Saturday 13 September 2014

Flowers in the Attic
by Virginia Andrews
Rating:  5/5

578329

Pages: 346
Publisher: Harper Collins
Publication Date: 2005 (first published in 1979)
ISBN: 9780006159292


Summary (via Goodreads)

The four Dollanganger children had such perfect lives -- a beautiful mother, a doting father, a lovely home. Then Daddy was killed in a car accident, and Momma could no longer support the family. So she began writing letters to her parents, her millionaire parents, whom the children had never heard of before.


Momma tells the children all about their rich grandparents, and how Chris and Cathy and the twins will live like princes and princesses in their grandparents' fancy mansion. The children are only too delighted by the prospect. But there are a few things that Momma hasn't told them.


She hasn't told them that their grandmother considers them "devil's spawn" who should never have been born. She hasn't told them that she has to hide them from their grandfather if she wants to inherit his fortune. She hasn't told them that they are to be locked away in an abandoned wing of the house with only the dark, airless attic to play in. But, Momma promises, it's only for a few days....


Then the days stretch into months, and the months into years. Desperately isolated, terrified of their grandmother, and increasingly convinced that their mother no longer cares about them, Chris and Cathy become all things to the twins and to each other. They cling to their love as their only hope, their only strength -- a love that is almost stronger than death.


Review


I have read this series over and over and still get as much enjoyment from it as I did the first time.

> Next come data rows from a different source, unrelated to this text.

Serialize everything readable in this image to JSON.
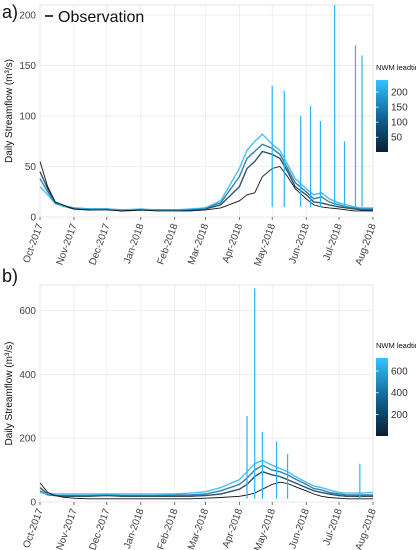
{
  "chart_data": [
    {
      "type": "line",
      "panel_label": "a)",
      "ylabel": "Daily Streamflow  (m³/s)",
      "ylim": [
        0,
        210
      ],
      "y_ticks": [
        0,
        50,
        100,
        150,
        200
      ],
      "x_ticks": [
        "Oct-2017",
        "Nov-2017",
        "Dec-2017",
        "Jan-2018",
        "Feb-2018",
        "Mar-2018",
        "Apr-2018",
        "May-2018",
        "Jun-2018",
        "Jul-2018",
        "Aug-2018"
      ],
      "x": [
        "2017-10-01",
        "2017-10-08",
        "2017-10-15",
        "2017-10-22",
        "2017-11-01",
        "2017-11-15",
        "2017-12-01",
        "2017-12-15",
        "2018-01-01",
        "2018-01-15",
        "2018-02-01",
        "2018-02-15",
        "2018-03-01",
        "2018-03-15",
        "2018-04-01",
        "2018-04-08",
        "2018-04-15",
        "2018-04-22",
        "2018-05-01",
        "2018-05-08",
        "2018-05-15",
        "2018-05-22",
        "2018-06-01",
        "2018-06-08",
        "2018-06-15",
        "2018-06-22",
        "2018-07-01",
        "2018-07-08",
        "2018-07-15",
        "2018-07-22",
        "2018-08-01"
      ],
      "legend": {
        "entry": "Observation",
        "colorbar_title": "NWM leadtime",
        "colorbar_ticks": [
          50,
          100,
          150,
          200
        ],
        "colorbar_range": [
          1,
          240
        ]
      },
      "grid": true,
      "series": [
        {
          "name": "Observation",
          "color": "#111111",
          "values": [
            55,
            30,
            15,
            12,
            8,
            7,
            7,
            6,
            7,
            6,
            6,
            6,
            7,
            9,
            16,
            22,
            24,
            40,
            48,
            50,
            40,
            28,
            18,
            12,
            10,
            9,
            8,
            7,
            6,
            6,
            6
          ]
        },
        {
          "color": "#0d3550",
          "values": [
            45,
            28,
            14,
            11,
            8,
            7,
            8,
            6,
            7,
            7,
            7,
            7,
            8,
            12,
            30,
            48,
            55,
            65,
            62,
            58,
            45,
            30,
            22,
            15,
            14,
            12,
            10,
            9,
            8,
            7,
            7
          ]
        },
        {
          "color": "#0f6d9d",
          "values": [
            38,
            25,
            14,
            11,
            9,
            8,
            8,
            7,
            7,
            7,
            7,
            7,
            9,
            14,
            40,
            58,
            65,
            72,
            68,
            62,
            48,
            34,
            25,
            18,
            20,
            15,
            12,
            10,
            9,
            8,
            8
          ]
        },
        {
          "color": "#29b4f0",
          "values": [
            30,
            22,
            13,
            11,
            9,
            8,
            8,
            7,
            8,
            7,
            7,
            8,
            9,
            16,
            48,
            66,
            75,
            82,
            72,
            66,
            52,
            38,
            28,
            22,
            24,
            18,
            14,
            12,
            10,
            9,
            9
          ]
        }
      ],
      "spikes": [
        {
          "x": "2018-05-01",
          "y": 130
        },
        {
          "x": "2018-05-12",
          "y": 125
        },
        {
          "x": "2018-05-27",
          "y": 100
        },
        {
          "x": "2018-06-05",
          "y": 110
        },
        {
          "x": "2018-06-14",
          "y": 95
        },
        {
          "x": "2018-06-27",
          "y": 210
        },
        {
          "x": "2018-07-06",
          "y": 75
        },
        {
          "x": "2018-07-16",
          "y": 170
        },
        {
          "x": "2018-07-22",
          "y": 160
        }
      ]
    },
    {
      "type": "line",
      "panel_label": "b)",
      "ylabel": "Daily Streamflow  (m³/s)",
      "ylim": [
        0,
        680
      ],
      "y_ticks": [
        0,
        200,
        400,
        600
      ],
      "x_ticks": [
        "Oct-2017",
        "Nov-2017",
        "Dec-2017",
        "Jan-2018",
        "Feb-2018",
        "Mar-2018",
        "Apr-2018",
        "May-2018",
        "Jun-2018",
        "Jul-2018",
        "Aug-2018"
      ],
      "x": [
        "2017-10-01",
        "2017-10-08",
        "2017-10-15",
        "2017-10-22",
        "2017-11-01",
        "2017-11-15",
        "2017-12-01",
        "2017-12-15",
        "2018-01-01",
        "2018-01-15",
        "2018-02-01",
        "2018-02-15",
        "2018-03-01",
        "2018-03-15",
        "2018-04-01",
        "2018-04-08",
        "2018-04-15",
        "2018-04-22",
        "2018-05-01",
        "2018-05-08",
        "2018-05-15",
        "2018-05-22",
        "2018-06-01",
        "2018-06-08",
        "2018-06-15",
        "2018-06-22",
        "2018-07-01",
        "2018-07-08",
        "2018-07-15",
        "2018-07-22",
        "2018-08-01"
      ],
      "legend": {
        "colorbar_title": "NWM leadtime",
        "colorbar_ticks": [
          200,
          400,
          600
        ],
        "colorbar_range": [
          1,
          720
        ]
      },
      "grid": true,
      "series": [
        {
          "name": "Observation",
          "color": "#111111",
          "values": [
            60,
            30,
            20,
            15,
            12,
            10,
            10,
            10,
            10,
            10,
            10,
            10,
            12,
            14,
            18,
            22,
            28,
            40,
            55,
            62,
            58,
            48,
            35,
            25,
            18,
            14,
            12,
            10,
            10,
            10,
            10
          ]
        },
        {
          "color": "#0d3550",
          "values": [
            45,
            25,
            20,
            18,
            18,
            18,
            20,
            18,
            18,
            18,
            18,
            18,
            20,
            25,
            40,
            55,
            80,
            95,
            85,
            80,
            70,
            60,
            45,
            35,
            30,
            25,
            20,
            18,
            18,
            18,
            18
          ]
        },
        {
          "color": "#0f6d9d",
          "values": [
            35,
            22,
            20,
            20,
            20,
            20,
            22,
            20,
            20,
            20,
            22,
            22,
            25,
            35,
            55,
            75,
            100,
            115,
            100,
            95,
            85,
            72,
            55,
            42,
            38,
            30,
            25,
            22,
            22,
            22,
            22
          ]
        },
        {
          "color": "#29b4f0",
          "values": [
            30,
            25,
            25,
            25,
            25,
            25,
            25,
            25,
            25,
            25,
            25,
            28,
            32,
            45,
            70,
            95,
            120,
            130,
            115,
            105,
            95,
            80,
            62,
            50,
            45,
            38,
            30,
            28,
            28,
            28,
            30
          ]
        }
      ],
      "spikes": [
        {
          "x": "2018-04-08",
          "y": 270
        },
        {
          "x": "2018-04-15",
          "y": 670
        },
        {
          "x": "2018-04-22",
          "y": 220
        },
        {
          "x": "2018-05-05",
          "y": 190
        },
        {
          "x": "2018-05-15",
          "y": 150
        },
        {
          "x": "2018-07-20",
          "y": 120
        }
      ]
    }
  ]
}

Originally published in 1979,  Flowers in the Attic tells the tragic story of the Dollanganger siblings from being in a happy family to the betrayal and hurt experienced at the hand of the one person they trusted the most. The book covers almost every topic imaginable from betrayal and murder to forbidden, tragic love.


Okay so its not exactly a happy-go-lucky book but I enjoyed it because it reveals a great deal about human endurance through difficult situations and how confined space and terrifying circumstances can cause people to react in a way that is against all someone believes in. For the older two siblings, Cathy and Chris, the attic poses a harsh reality about human greed and ambition to a horrifying end.


I should probably make it clear for anyone who hasn't read any of Virginia Andrews books previously that when I say she writes about dark stuff I do really mean dark. This might sound a bit obvious but, particularly in the case of Flowers in the Attic some of the topics covered can be very disturbing. I would not recommend this book to young readers.


However, if like me you enjoy a bit of the disturbing then this series will be great for you!